La philosophie ainsi entendue restera-t-elle une science ? Mais comment le serait-elle, si tout ce qui est scientifiquement connaissable lui est enlevé ; si partout où il y a des faits à observer, des lois à rechercher, des rapports à calculer, quelque science particulière se constitue un domaine propre, n’abandonnant à la philosophie que ce qu’elle ne peut résoudre ? Comment y aurait-il science là où il n’y a ni mesure ni vérification possibles ? La métaphysique est un dépôt de vérités en dehors et au-dessus de toute démonstration, parce qu’elles sont le fondement de toute démonstration : il est déterminé négativement par l’action réunie de toutes les sciences qui éliminent ce qui les dépasse. La métaphysique d’ailleurs est subjective, et la science doit être objective. Ce qui est démontré, constaté, formulé en lois, est invariablement acquis, indépendant des lieux et des époques. Les vérités mathématiques sont les mêmes pour un Hindou et pour un Grec, pour un Italien et un Anglais. La science ne reflète pas le génie d’une race, elle est l’œuvre d’un esprit impersonnel. Il n’y a point une physique française opposée à une physique anglaise : ce qui était vrai pour Galilée l’était aussi pour Ampère et Faraday. Et cela doit être puisque les affirmations de la science sont vérifiables, puisqu’elle façonne l’esprit humain sur la nature au lieu de façonner la nature d’après les conceptions arbitraires de l’esprit humain. En métaphysique c’est le contraire : l’œuvre est personnelle ; elle porte le caractère d’un individu ou au moins d’une race. Elle est locale et éphémère, car l’individu communique à son œuvre sa fragilité.

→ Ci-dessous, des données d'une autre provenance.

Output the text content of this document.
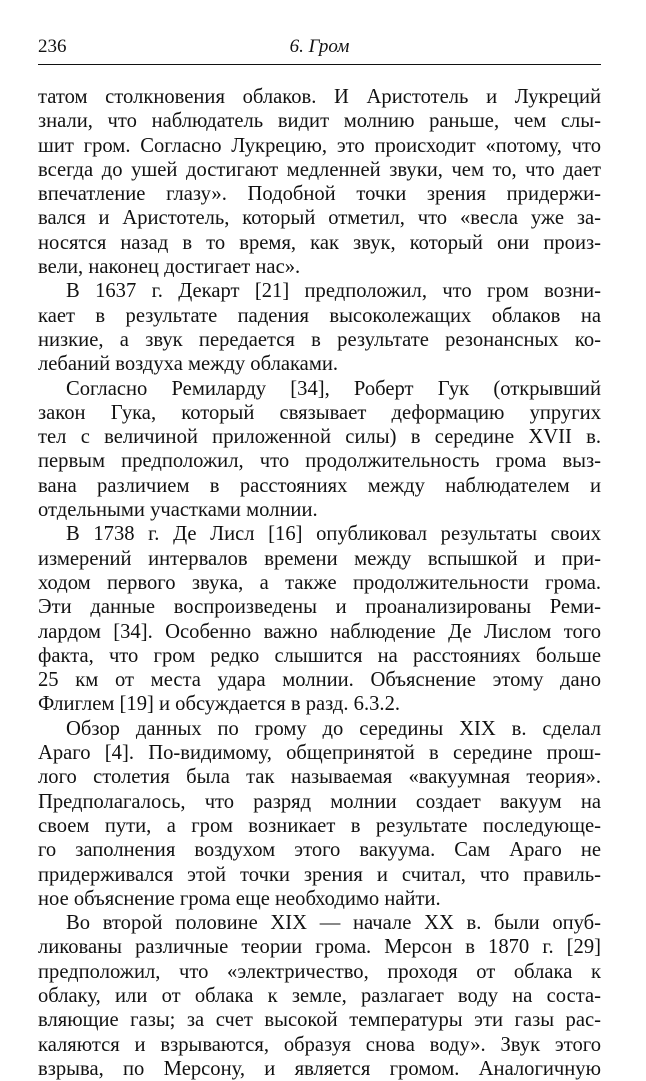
236	6. Гром
татом столкновения облаков. И Аристотель и Лукреций
знали, что наблюдатель видит молнию раньше, чем слы-
шит гром. Согласно Лукрецию, это происходит «потому, что
всегда до ушей достигают медленней звуки, чем то, что дает
впечатление глазу». Подобной точки зрения придержи-
вался и Аристотель, который отметил, что «весла уже за-
носятся назад в то время, как звук, который они произ-
вели, наконец достигает нас».
В 1637 г. Декарт [21] предположил, что гром возни-
кает в результате падения высоколежащих облаков на
низкие, а звук передается в результате резонансных ко-
лебаний воздуха между облаками.
Согласно Ремиларду [34], Роберт Гук (открывший
закон Гука, который связывает деформацию упругих
тел с величиной приложенной силы) в середине XVII в.
первым предположил, что продолжительность грома выз-
вана различием в расстояниях между наблюдателем и
отдельными участками молнии.
В 1738 г. Де Лисл [16] опубликовал результаты своих
измерений интервалов времени между вспышкой и при-
ходом первого звука, а также продолжительности грома.
Эти данные воспроизведены и проанализированы Реми-
лардом [34]. Особенно важно наблюдение Де Лислом того
факта, что гром редко слышится на расстояниях больше
25 км от места удара молнии. Объяснение этому дано
Флиглем [19] и обсуждается в разд. 6.3.2.
Обзор данных по грому до середины XIX в. сделал
Араго [4]. По-видимому, общепринятой в середине прош-
лого столетия была так называемая «вакуумная теория».
Предполагалось, что разряд молнии создает вакуум на
своем пути, а гром возникает в результате последующе-
го заполнения воздухом этого вакуума. Сам Араго не
придерживался этой точки зрения и считал, что правиль-
ное объяснение грома еще необходимо найти.
Во второй половине XIX — начале XX в. были опуб-
ликованы различные теории грома. Мерсон в 1870 г. [29]
предположил, что «электричество, проходя от облака к
облаку, или от облака к земле, разлагает воду на соста-
вляющие газы; за счет высокой температуры эти газы рас-
каляются и взрываются, образуя снова воду». Звук этого
взрыва, по Мерсону, и является громом. Аналогичную
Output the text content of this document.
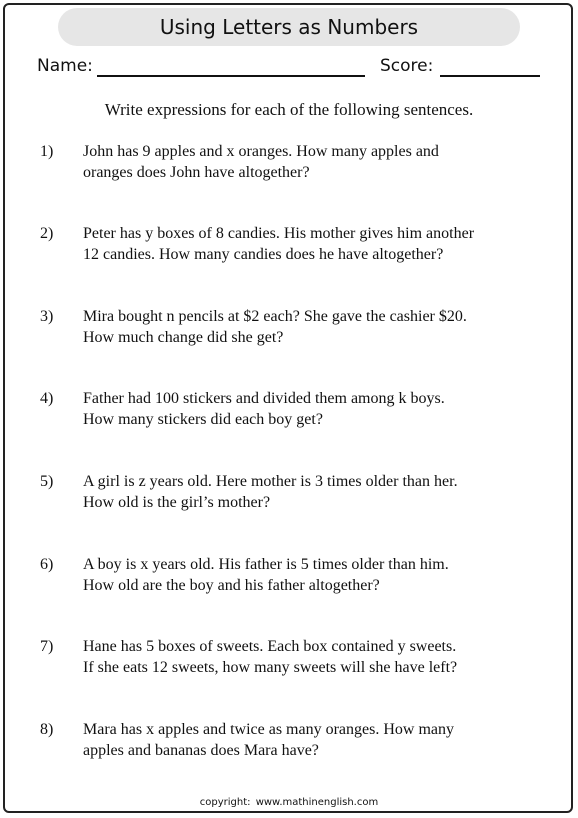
Using Letters as Numbers
Name:	Score:
Write expressions for each of the following sentences.
1) John has 9 apples and x oranges. How many apples and
oranges does John have altogether?
2) Peter has y boxes of 8 candies. His mother gives him another
12 candies. How many candies does he have altogether?
3) Mira bought n pencils at $2 each? She gave the cashier $20.
How much change did she get?
4) Father had 100 stickers and divided them among k boys.
How many stickers did each boy get?
5) A girl is z years old. Here mother is 3 times older than her.
How old is the girl’s mother?
6) A boy is x years old. His father is 5 times older than him.
How old are the boy and his father altogether?
7) Hane has 5 boxes of sweets. Each box contained y sweets.
If she eats 12 sweets, how many sweets will she have left?
8) Mara has x apples and twice as many oranges. How many
apples and bananas does Mara have?
copyright: www.mathinenglish.com
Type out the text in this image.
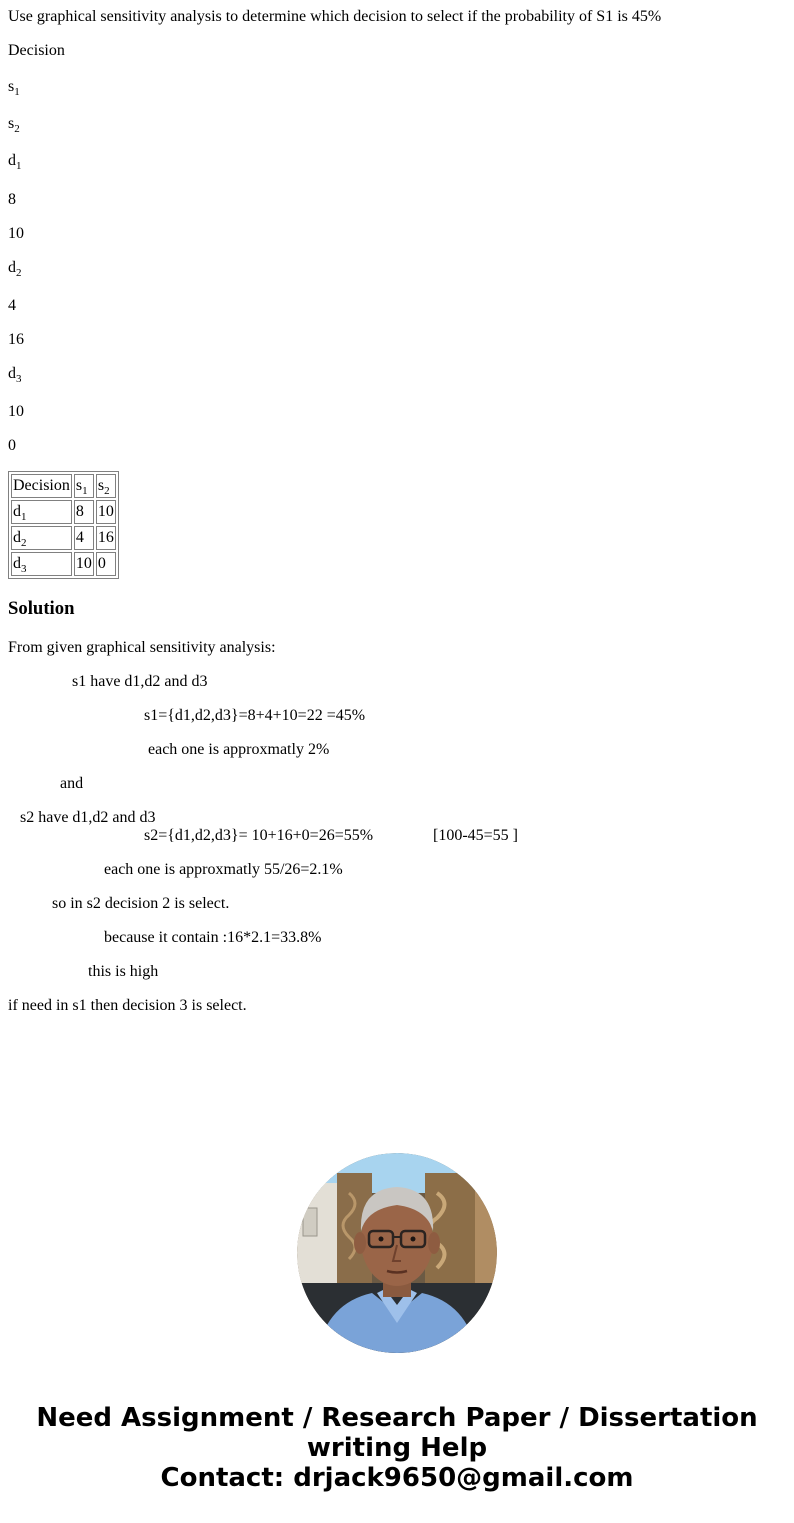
Use graphical sensitivity analysis to determine which decision to select if the probability of S1 is 45%
Decision
$s_1$
$s_2$
$d_1$
8
10
$d_2$
4
16
$d_3$
10
0
Decision	$s_1$	$s_2$
$d_1$	8	10
$d_2$	4	16
$d_3$	10	0
Solution
From given graphical sensitivity analysis:
s1 have d1,d2 and d3
s1={d1,d2,d3}=8+4+10=22 =45%
each one is approxmatly 2%
and
s2 have d1,d2 and d3
s2={d1,d2,d3}= 10+16+0=26=55%	[100-45=55 ]
each one is approxmatly 55/26=2.1%
so in s2 decision 2 is select.
because it contain :16*2.1=33.8%
this is high
if need in s1 then decision 3 is select.
Need Assignment / Research Paper / Dissertation
writing Help
Contact: drjack9650@gmail.com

On a dit ingénieusement « que les métaphysiciens sont des poètes qui ont manqué leur vocation » 2. Plus on y pense et plus le mot paraît juste. Quand la philosophie sera devenue ce qu’elle doit être, qu’il n’y aura plus en elle que du général, des abstractions, des idées, qu’elle sera complètement en dehors des faits, alors il apparaîtra clairement aux yeux de tous qu’elle est une œuvre d’art plutôt que de science : poésie ennuyeuse et mal écrite pour les uns, élevée, puissante, vraiment divine pour les autres.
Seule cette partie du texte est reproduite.